Gotcha. Happens to me all the time.
Why is it not OK to me has a lot to do with how I place value on professions. I for one feel like police, teachers, firefighters, and many other professions for that matter, bring a whole lot more value to society than they are paid. So if you base things on a purely monetary system, then I'm wrong, as these roles do not bring in revenue.
Well, this is bringing in all kinds of points, and I understand what you're saying. But its also not like money saved by paying athletes or actors less is going to be pooled and given to civil servants (although firefighters/police/law enforcement in general, I think are paid pretty well if you're contrasting them against teachers). It kind of just muddies the whole thing and inflicts a personal irrational bias on it. Not that this is a bad thing in a conversation about the wages of the country's citizens in a social sense, but here in this conversation (about how much money athletes are paid vs how much they bring in) it might not be the best place for the comparison.
Most of us don't have the luxury of leaving money on the table and then complaining about it later. If I did, I certainly would not be complaining about it.

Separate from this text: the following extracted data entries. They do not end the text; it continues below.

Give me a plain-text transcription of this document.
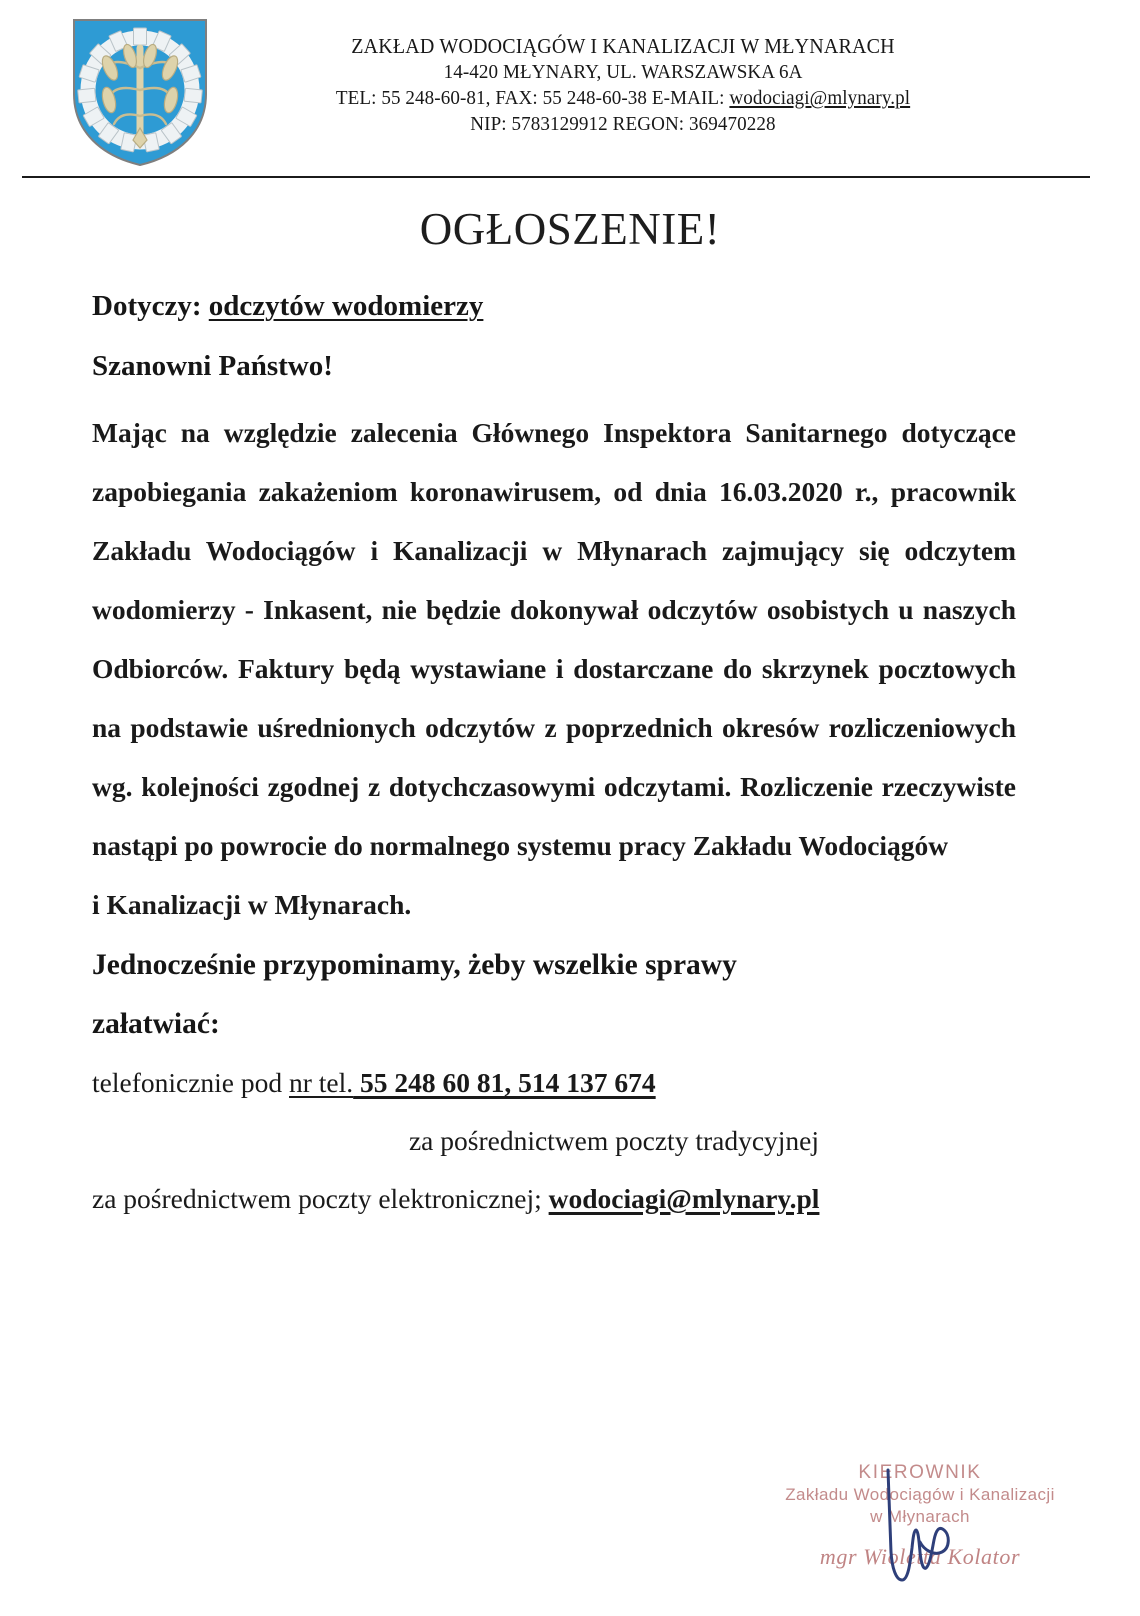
ZAKŁAD WODOCIĄGÓW I KANALIZACJI W MŁYNARACH
14-420 MŁYNARY, UL. WARSZAWSKA 6A
TEL: 55 248-60-81, FAX: 55 248-60-38 E-MAIL: wodociagi@mlynary.pl
NIP: 5783129912 REGON: 369470228
OGŁOSZENIE!
Dotyczy: odczytów wodomierzy
Szanowni Państwo!

Mając na względzie zalecenia Głównego Inspektora Sanitarnego dotyczące zapobiegania zakażeniom koronawirusem, od dnia 16.03.2020 r., pracownik Zakładu Wodociągów i Kanalizacji w Młynarach zajmujący się odczytem wodomierzy - Inkasent, nie będzie dokonywał odczytów osobistych u naszych Odbiorców. Faktury będą wystawiane i dostarczane do skrzynek pocztowych na podstawie uśrednionych odczytów z poprzednich okresów rozliczeniowych wg. kolejności zgodnej z dotychczasowymi odczytami. Rozliczenie rzeczywiste nastąpi po powrocie do normalnego systemu pracy Zakładu Wodociągów

i Kanalizacji w Młynarach.

Jednocześnie przypominamy, żeby wszelkie sprawy
załatwiać:
telefonicznie pod nr tel. 55 248 60 81, 514 137 674
za pośrednictwem poczty tradycyjnej
za pośrednictwem poczty elektronicznej; wodociagi@mlynary.pl
KIEROWNIK
Zakładu Wodociągów i Kanalizacji
w Młynarach
mgr Wioletta Kolator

James made his bed, now he gets to lie in it. At least he can take solace as he suffers with his unfairly low salary that he gets to lie in a multi-million dollar bed.
Ah, I understand where your complaint comes from here, and I think maybe a clarification would be useful. There are two separate points:
1) LeBron James did opt to leave tens of millions of dollars (over the life of the contract) to play with both Bosh and Wade. He has never, in fact, taken max salary in a contract.
2) If LeBron James had taken the maximum allowable contract under the CBA, which would've been from Cleveland, he would still only be allowed to sign a contract that paid him less than $20 million dollars a season. He currently makes 17.5 million. He'll opt out of his contract next year, and probably sign a new deal that gets him roughly the same amount of money. But for the wins he brings you (and people have broken this down), LeBron likely is underpaid by about 50%. His real market value according to estimated wins added is roughly $30 million dollars annually, IIRC.
Here were LeBron's actual comments:
"What I do on the floor shows my value. At the end of the day, I don't think my value on the floor can really be compensated for, anyways, because of the (collective bargaining agreement)," James said Friday ahead of the Miami Heat's game against the Pacers (7 p.m. ET, ESPN) in Indianapolis.
"If you want the truth. If this was baseball, it'd be up, I mean way up there."
"I have not had a full max deal yet in my career -- that's a story untold," James said.
"I don't get (the credit) for it. That doesn't matter to me; playing the game is what matters to me. Financially, I'll sacrifice for the team. It shows for some of the top guys, it isn't all about money. That's the genuine side of this, it's about winning. I understand that."
"I think teams understand that you need three guys to do big things; the "big three" thing is pretty cool if you can get it," James said. "To keep teams like this together, you may have to take even less because of the new CBA. I guess we'll find out."
So his point is, since I can't get paid what I'm actually worth, I might as well take a little less than the max to make sure I have great teammates.
Its actually a pretty cool sentiment.